A football is kicked from ground level with an initial velocity of 20.4 m/s at angle of 47.0° above the horizontal. How long, in seconds, is the football in the air before it hits the ground? Ignore air resistance.
just find when the height is zero
20.4 sin47° t - 4.9t^2 = 0
t = (20.4 sin47°)/4.9
To find the time the football is in the air before it hits the ground, we can use the equation of motion in the vertical direction:
h = (viy)t + (1/2)gt^2
Where:
h = height (which is zero since it starts and ends at ground level)
viy = initial vertical velocity
t = time
g = acceleration due to gravity (approximately 9.8 m/s^2)
In this case, the initial vertical velocity (viy) can be found by multiplying the initial velocity (20.4 m/s) by the sine of the angle (47.0°).
viy = (20.4 m/s) * sin(47.0°)
Now, we can rewrite the equation for h as:
0 = (20.4 m/s * sin(47.0°)) * t + (1/2) * 9.8 m/s^2 * t^2
This is a quadratic equation. We can solve for t by rearranging the equation:
0 = (20.4 * sin(47.0)) * t + (1/2) * (9.8) * t^2
0 = (20.4 * sin(47.0)) * t + 4.9 * t^2
Now we can solve this quadratic equation.

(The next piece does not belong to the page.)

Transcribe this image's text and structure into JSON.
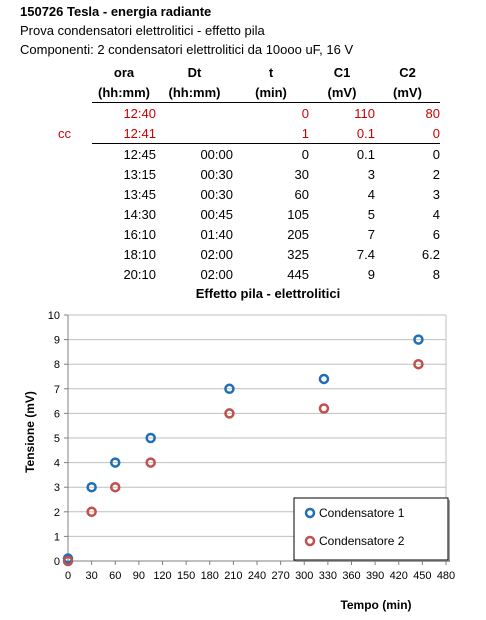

Let's imagine it as:
at^2 + bt + c = 0
where:
a = 4.9
b = 20.4 * sin(47.0)
c = 0
Using the quadratic formula:
t = (-b ± √(b^2 - 4ac)) / (2a)
Plugging in the values:
t = (-(20.4 * sin(47.0)) ± √((20.4 * sin(47.0))^2 - 4 * 4.9 * 0)) / (2 * 4.9)
Evaluating this equation gives us two possible times. However, since we are only interested in the time it takes for the football to hit the ground, we can ignore any negative solutions or values of t that indicate the time it takes for the ball to reach its peak height. Therefore, we only consider the positive value of t.
Calculating this with a calculator or software, we find that the positive solution is approximately 2.25 seconds. Therefore, the football is in the air for approximately 2.25 seconds before it hits the ground.